Clap! Clap!
A Thousand Skies
Black Acre
Fiorentino di nascita, Cristiano Crisci – alias Clap! Clap! – ha evidente attitudine cosmopolita. Lo dimostrano alcuni dettagli: dal fatto che su Wikipedia la sua pagina compaia nella versione anglofona (e non in quella italiana) alla localizzazione dell’etichetta discografica che ne pubblica i lavori, ossia l’indipendente britannica Black Acre.
Per conto di quest’ultima era uscito già, due anni e mezzo fa, Tayi Bebba: album dal quale venne folgorato Paul Simon, tanto da spingerlo a reclutare il produttore nostrano, incaricandolo di metter mano a tre brani del suo disco dello scorso anno, Stranger To Stranger. Ovviamente ciò ha accresciuto in misura esponenziale la visibilità di Clap! Clap!, giunto a questo punto della carriera dopo un percorso artistico complesso, iniziato con l’hip hop, transitato dal jazz e irruvidito dal punk. L’approdo alle sonorità di natura elettronica avvenne inizialmente dietro l’ironico pseudonimo Digi G’Alessio, mentre quello attuale lo identifica dal momento in cui ha cominciato a incorporare nell’assetto digitale ritmiche tribali di estrazione africana.
In tal senso, A Thousand Skies – descritto dall’autore come opera a soggetto sul viaggio di una ragazza fra le stelle – rappresenta un’evoluzione ulteriore. Al variare dell’origine dei campionamenti (riferiti ora al folklore nazionale, in particolare dell’Italia meridionale e insulare) si somma una rinnovata attenzione ai primi amori (le parti create con strumenti “veri” sono affidate a jazzisti, quando l’impronta ritmica è sovente di matrice hip hop). L’amalgama fra i vari elementi genera effetti sorprendenti: ad esempio in “Nguwe” (dove compare ospite il cantante sudafricano Bongeziwe Mabandla) ed “Elephant Serenade”, che suonano al tempo stesso da world music in chiave avveniristica e jazz proiettato verso orizzonti interplanetari (viene in mente Flying Lotus, a tratti).

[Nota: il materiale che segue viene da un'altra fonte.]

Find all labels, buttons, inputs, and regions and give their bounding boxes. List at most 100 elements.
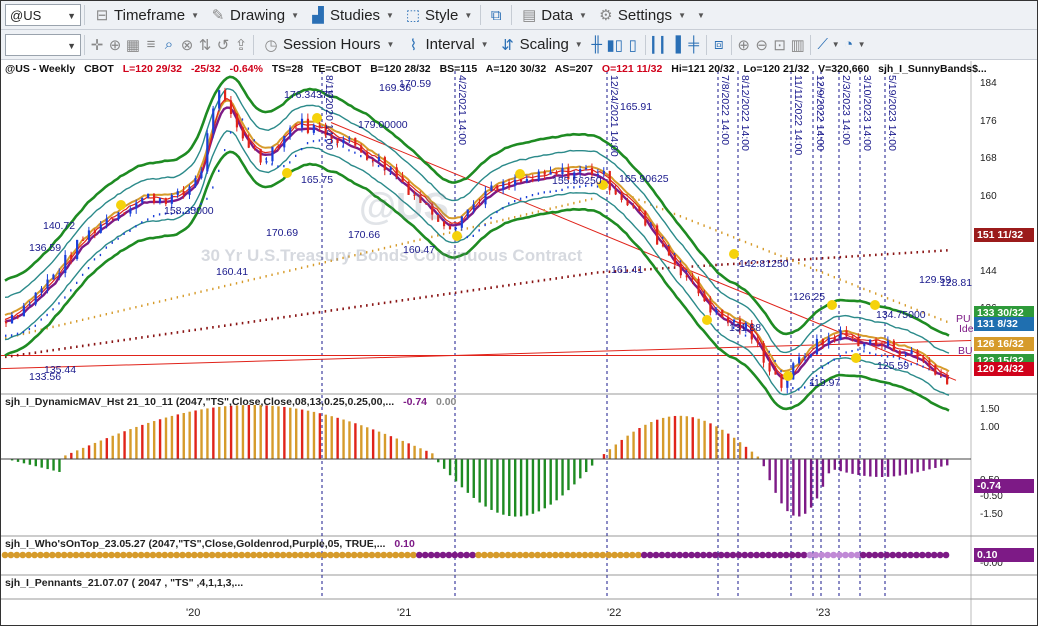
cursor-icon[interactable]: ✛ <box>88 36 106 54</box>
measure-icon[interactable]: ⇅ <box>196 36 214 54</box>
who-on-top-dot <box>380 551 388 559</box>
price-annotation: 160.47 <box>403 244 436 256</box>
histogram-bar <box>898 459 902 476</box>
histogram-bar <box>549 459 552 505</box>
chevron-down-icon[interactable]: ▼ <box>858 40 866 49</box>
histogram-bar <box>703 420 706 459</box>
zoom-out-icon[interactable]: ⊖ <box>753 36 771 54</box>
interval-icon: ⌇ <box>409 36 418 54</box>
overflow-chevron-icon[interactable]: ▼ <box>697 11 705 20</box>
studies-menu[interactable]: ▟ Studies ▼ <box>304 3 399 27</box>
zoom-fit-icon[interactable]: ⊡ <box>771 36 789 54</box>
who-on-top-dot <box>924 551 932 559</box>
candlestick-icon[interactable]: ▮▯ <box>606 36 624 54</box>
who-on-top-dot <box>617 551 624 559</box>
timeframe-menu[interactable]: ⊟ Timeframe ▼ <box>88 3 204 27</box>
who-on-top-dot <box>297 551 305 559</box>
candle-body <box>585 168 588 170</box>
who-on-top-dot <box>528 551 536 559</box>
who-on-top-dot <box>191 551 198 559</box>
histogram-bar <box>289 407 292 459</box>
who-on-top-dot <box>871 551 879 559</box>
who-on-top-dot <box>421 551 429 559</box>
layout-icon[interactable]: ▥ <box>789 36 807 54</box>
candle-body <box>946 376 949 385</box>
who-on-top-dot <box>31 551 38 559</box>
histogram-bar <box>235 405 239 459</box>
grid-icon[interactable]: ▦ <box>124 36 142 54</box>
speedometer-icon[interactable]: ◔ <box>840 36 858 53</box>
symbol-combo[interactable]: @US ▼ <box>5 4 81 26</box>
settings-menu[interactable]: ⚙ Settings ▼ <box>592 3 691 27</box>
date-annotation: 12/9/2022 14:00 <box>814 75 826 151</box>
who-on-top-dot <box>49 551 56 559</box>
zoom-in-icon[interactable]: ⊕ <box>735 36 753 54</box>
bar-chart-icon[interactable]: ╫ <box>588 36 606 53</box>
chevron-down-icon[interactable]: ▼ <box>832 40 840 49</box>
export-icon[interactable]: ⇪ <box>232 36 250 54</box>
histogram-bar <box>863 459 866 476</box>
candle-body <box>762 343 765 363</box>
histogram-bar <box>348 421 351 459</box>
histogram-bar <box>466 459 470 493</box>
lines-icon[interactable]: ≡ <box>142 36 160 53</box>
chart-area[interactable]: @US 30 Yr U.S.Treasury Bonds Continuous … <box>1 61 1037 625</box>
candle-body <box>922 356 925 361</box>
candle-body <box>253 147 256 149</box>
pan-icon[interactable]: ⊗ <box>178 36 196 54</box>
who-on-top-dot <box>836 551 843 559</box>
style-menu[interactable]: ⬚ Style ▼ <box>399 3 477 27</box>
ladder-icon[interactable]: ╪ <box>685 36 703 53</box>
volume-bars-icon[interactable]: ┃┃ <box>649 36 667 54</box>
side-label: BU <box>958 345 973 357</box>
price-annotation: 160.41 <box>216 266 249 278</box>
drawing-menu[interactable]: ✎ Drawing ▼ <box>204 3 304 27</box>
histogram-bar <box>76 450 79 459</box>
price-annotation: 165.91 <box>620 101 653 113</box>
zoom-icon[interactable]: ⌕ <box>160 36 178 53</box>
histogram-bar <box>780 459 783 504</box>
candle-body <box>626 199 629 206</box>
date-annotation: 4/2/2021 14:00 <box>456 75 468 146</box>
candle-body <box>579 169 582 173</box>
who-on-top-dot <box>794 551 802 559</box>
separator <box>253 34 254 55</box>
crosshair-icon[interactable]: ⊕ <box>106 36 124 54</box>
histogram-bar <box>212 407 215 459</box>
trend-icon[interactable]: ⟋ <box>814 36 832 53</box>
volume-profile-icon[interactable]: ▐ <box>667 36 685 53</box>
undo-icon[interactable]: ↺ <box>214 36 232 54</box>
histogram-bar <box>295 408 298 459</box>
candle-outline-icon[interactable]: ▯ <box>624 36 642 54</box>
price-annotation: 169.36 <box>379 82 412 94</box>
session-hours-menu[interactable]: ◷ Session Hours ▼ <box>257 33 399 57</box>
histogram-bar <box>875 459 878 477</box>
candle-body <box>448 226 452 230</box>
candle-body <box>940 374 943 377</box>
price-annotation: 179.00000 <box>358 119 408 131</box>
who-on-top-dot <box>333 551 340 559</box>
histogram-bar <box>922 459 925 471</box>
who-on-top-dot <box>658 551 666 559</box>
histogram-bar <box>64 455 67 459</box>
secondary-combo[interactable]: ▼ <box>5 33 81 56</box>
who-on-top-dot <box>605 551 612 559</box>
candle-body <box>259 148 262 163</box>
candle-body <box>821 338 824 345</box>
chevron-down-icon[interactable]: ▼ <box>67 41 76 51</box>
data-menu[interactable]: ▤ Data ▼ <box>515 3 592 27</box>
link-panels-icon[interactable]: ⧉ <box>484 7 508 24</box>
chevron-down-icon[interactable]: ▼ <box>67 11 76 21</box>
histogram-bar <box>431 453 434 459</box>
scaling-menu[interactable]: ⇵ Scaling ▼ <box>494 33 588 57</box>
interval-menu[interactable]: ⌇ Interval ▼ <box>399 33 493 57</box>
panels-icon[interactable]: ⧈ <box>710 36 728 53</box>
who-on-top-dot <box>475 551 482 559</box>
candle-body <box>555 171 558 174</box>
histogram-bar <box>803 459 807 514</box>
histogram-bar <box>650 422 653 459</box>
histogram-bar <box>715 426 718 459</box>
candle-body <box>277 146 280 148</box>
histogram-bar <box>401 440 404 459</box>
histogram-bar <box>448 459 452 476</box>
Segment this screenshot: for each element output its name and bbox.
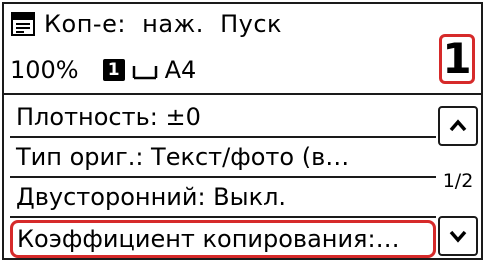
copy-icon (10, 11, 36, 37)
menu-item-density[interactable]: Плотность: ±0 (10, 98, 436, 138)
chevron-up-icon (449, 119, 467, 132)
scroll-down-button[interactable] (438, 216, 478, 256)
paper-tray-icon (131, 58, 159, 82)
page-indicator: 1/2 (442, 170, 474, 192)
zoom-ratio: 100% (10, 56, 79, 84)
menu-item-label: Двусторонний: Выкл. (16, 183, 287, 211)
copy-screen: Коп-е: наж. Пуск 100% 1 A4 1 Плотность: … (0, 0, 487, 264)
status-bar: Коп-е: наж. Пуск (10, 6, 282, 42)
status-message: Коп-е: наж. Пуск (44, 10, 283, 38)
menu-item-label: Тип ориг.: Текст/фото (в… (16, 143, 350, 171)
menu-scroller: 1/2 (438, 106, 478, 256)
settings-menu: Плотность: ±0 Тип ориг.: Текст/фото (в… … (10, 98, 436, 258)
paper-tray-badge: 1 (102, 59, 125, 81)
menu-item-original-type[interactable]: Тип ориг.: Текст/фото (в… (10, 138, 436, 178)
menu-item-label: Коэффициент копирования:… (17, 225, 400, 253)
copy-settings-summary: 100% 1 A4 (10, 52, 196, 88)
menu-item-copy-ratio[interactable]: Коэффициент копирования:… (10, 220, 436, 258)
chevron-down-icon (449, 230, 467, 243)
menu-item-label: Плотность: ±0 (16, 103, 201, 131)
scroll-up-button[interactable] (438, 106, 478, 146)
copies-count[interactable]: 1 (439, 34, 475, 84)
header-divider (4, 93, 483, 95)
menu-item-duplex[interactable]: Двусторонний: Выкл. (10, 178, 436, 218)
paper-size: A4 (164, 56, 197, 84)
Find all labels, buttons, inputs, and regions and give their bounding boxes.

Altrove – “Hope”, per dire un caso: ipnotico episodio in battuta bassa, creato avendo accanto il duo elvetico OY – il risultato ha sembianze più “occidentali”, ma nell’insieme A Thousand Skies afferma un’audace visione musicale in cui tradizione e innovazione, passato e futuro, si conciliano in modo armonico e concorrono a disegnare inedite geografie sonore.